The production of vegetable oil in certain capitalist
countries was as follows: 830,000 tons in Italy (1972), 801,000 tons in the
Federal Republic of Germany (1971), and 520,000 tons in France (1971). In the
USA vegetable oil production in 1972 came to 4.6 million tons; the output of
margarine was 2.6 million tons, and that of soap and synthetic detergents was
3.5 million tons.
And so on - the communist love of boring statistics was useful after all.
But wait - there's more. If the Tsars boosted the seed oil industry, the Bolsheviks, for political reasons, destroyed whatever dairy industry there was in Russia during their genocidal campaign against the "kulaks", which they defined as any farmer rich enough to own a cow, plus anyone they didn't like or who opposed their seizures of food, summary executions, and so on.

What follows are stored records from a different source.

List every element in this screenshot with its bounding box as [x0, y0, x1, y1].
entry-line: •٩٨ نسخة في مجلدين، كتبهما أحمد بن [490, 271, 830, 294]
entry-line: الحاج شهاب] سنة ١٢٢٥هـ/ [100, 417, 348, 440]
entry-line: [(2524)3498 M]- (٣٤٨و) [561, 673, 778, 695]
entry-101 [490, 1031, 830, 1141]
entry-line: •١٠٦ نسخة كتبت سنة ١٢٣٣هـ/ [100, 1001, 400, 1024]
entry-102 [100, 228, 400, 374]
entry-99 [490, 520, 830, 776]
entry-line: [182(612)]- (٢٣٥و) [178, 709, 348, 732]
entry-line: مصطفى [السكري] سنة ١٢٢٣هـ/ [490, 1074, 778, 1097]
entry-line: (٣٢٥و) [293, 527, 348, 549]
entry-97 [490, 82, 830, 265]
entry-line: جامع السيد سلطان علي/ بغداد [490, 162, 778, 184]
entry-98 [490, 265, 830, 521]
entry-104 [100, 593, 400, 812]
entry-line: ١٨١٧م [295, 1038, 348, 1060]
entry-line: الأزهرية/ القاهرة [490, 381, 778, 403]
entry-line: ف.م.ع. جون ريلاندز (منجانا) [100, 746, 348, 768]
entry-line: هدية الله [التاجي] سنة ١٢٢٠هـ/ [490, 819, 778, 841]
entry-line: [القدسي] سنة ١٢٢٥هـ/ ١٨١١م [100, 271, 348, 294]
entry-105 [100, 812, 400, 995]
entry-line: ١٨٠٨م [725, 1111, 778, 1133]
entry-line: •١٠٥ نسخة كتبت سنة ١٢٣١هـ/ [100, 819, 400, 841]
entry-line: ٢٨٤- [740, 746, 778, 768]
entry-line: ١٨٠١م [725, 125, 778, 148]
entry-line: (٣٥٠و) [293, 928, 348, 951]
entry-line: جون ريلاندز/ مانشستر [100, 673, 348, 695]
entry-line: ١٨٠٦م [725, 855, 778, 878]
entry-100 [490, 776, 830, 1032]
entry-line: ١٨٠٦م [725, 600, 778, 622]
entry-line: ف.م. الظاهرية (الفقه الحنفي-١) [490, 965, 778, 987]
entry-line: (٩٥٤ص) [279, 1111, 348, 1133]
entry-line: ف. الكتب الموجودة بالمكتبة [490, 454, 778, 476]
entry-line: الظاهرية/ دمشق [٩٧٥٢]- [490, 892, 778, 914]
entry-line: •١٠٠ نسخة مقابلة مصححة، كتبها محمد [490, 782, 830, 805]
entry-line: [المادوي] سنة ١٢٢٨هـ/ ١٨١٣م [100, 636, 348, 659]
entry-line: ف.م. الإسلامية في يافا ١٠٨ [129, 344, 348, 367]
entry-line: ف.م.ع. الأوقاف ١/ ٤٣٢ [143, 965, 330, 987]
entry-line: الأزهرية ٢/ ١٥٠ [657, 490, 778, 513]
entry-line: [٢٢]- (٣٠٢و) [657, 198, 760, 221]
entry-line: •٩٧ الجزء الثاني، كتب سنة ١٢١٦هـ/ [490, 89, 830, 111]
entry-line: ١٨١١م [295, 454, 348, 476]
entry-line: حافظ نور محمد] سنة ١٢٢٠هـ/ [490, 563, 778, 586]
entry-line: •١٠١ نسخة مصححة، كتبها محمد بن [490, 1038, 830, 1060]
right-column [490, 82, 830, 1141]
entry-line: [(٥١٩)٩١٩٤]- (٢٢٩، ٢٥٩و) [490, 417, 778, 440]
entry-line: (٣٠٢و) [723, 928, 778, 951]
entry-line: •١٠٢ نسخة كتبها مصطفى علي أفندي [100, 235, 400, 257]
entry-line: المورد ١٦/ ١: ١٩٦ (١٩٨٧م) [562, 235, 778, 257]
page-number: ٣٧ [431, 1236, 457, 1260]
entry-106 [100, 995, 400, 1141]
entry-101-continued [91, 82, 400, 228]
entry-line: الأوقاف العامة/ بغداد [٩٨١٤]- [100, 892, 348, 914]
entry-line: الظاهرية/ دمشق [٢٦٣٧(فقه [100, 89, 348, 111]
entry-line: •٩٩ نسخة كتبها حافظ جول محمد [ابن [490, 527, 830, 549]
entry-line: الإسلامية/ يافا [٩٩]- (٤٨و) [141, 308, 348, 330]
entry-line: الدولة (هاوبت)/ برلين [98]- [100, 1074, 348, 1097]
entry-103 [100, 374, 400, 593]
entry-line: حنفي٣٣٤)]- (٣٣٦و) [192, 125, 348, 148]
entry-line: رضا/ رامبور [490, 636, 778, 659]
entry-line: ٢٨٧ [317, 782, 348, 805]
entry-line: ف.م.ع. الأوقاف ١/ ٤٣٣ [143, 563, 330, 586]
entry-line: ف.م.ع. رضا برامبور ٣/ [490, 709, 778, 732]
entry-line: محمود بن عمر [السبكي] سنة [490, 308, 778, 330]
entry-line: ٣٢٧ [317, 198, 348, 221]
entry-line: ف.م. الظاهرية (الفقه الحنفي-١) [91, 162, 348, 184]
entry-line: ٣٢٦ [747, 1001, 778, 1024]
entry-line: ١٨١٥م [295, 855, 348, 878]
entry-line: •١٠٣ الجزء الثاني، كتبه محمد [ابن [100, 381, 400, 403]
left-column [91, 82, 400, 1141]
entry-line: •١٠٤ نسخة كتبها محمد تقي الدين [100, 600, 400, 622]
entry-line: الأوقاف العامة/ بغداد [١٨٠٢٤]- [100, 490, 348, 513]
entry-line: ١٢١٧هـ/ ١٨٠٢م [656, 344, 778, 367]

To destroy the dairy farmers they needed a substitute - so Soviet Russia, beginning in the 1920s, became the first large scale producer of soy products. The USSR was the first nation in Europe and the second nation in the Western world (after the USA) to become a major producer of soybeans. Soybean production, which reached significant levels in the mid-1920s, rose to a remarkable peak of 283,000 tonnes in 1931, but had fallen back to a low of 54,000 tonnes in 1935, after which it increased steadily. At the time of this peak, starting in 1931, the USSR built a large Soybean Research Institute in Moscow, attracted some of the top soybean and soyfoods researchers from western Europe (Rouest, Berczeller), and did extensive soyfoods research, focusing on soymilk and tofu, during the early 1930s.
So by any utopian diet-heart, lipid hypothesis theory of history, those former Soviet states should have had CDH beat years ago.
By the test of reality, on the other hand, you would be better off living in France on butter, cheese, cream and, hey, if you like it why not, olive oil.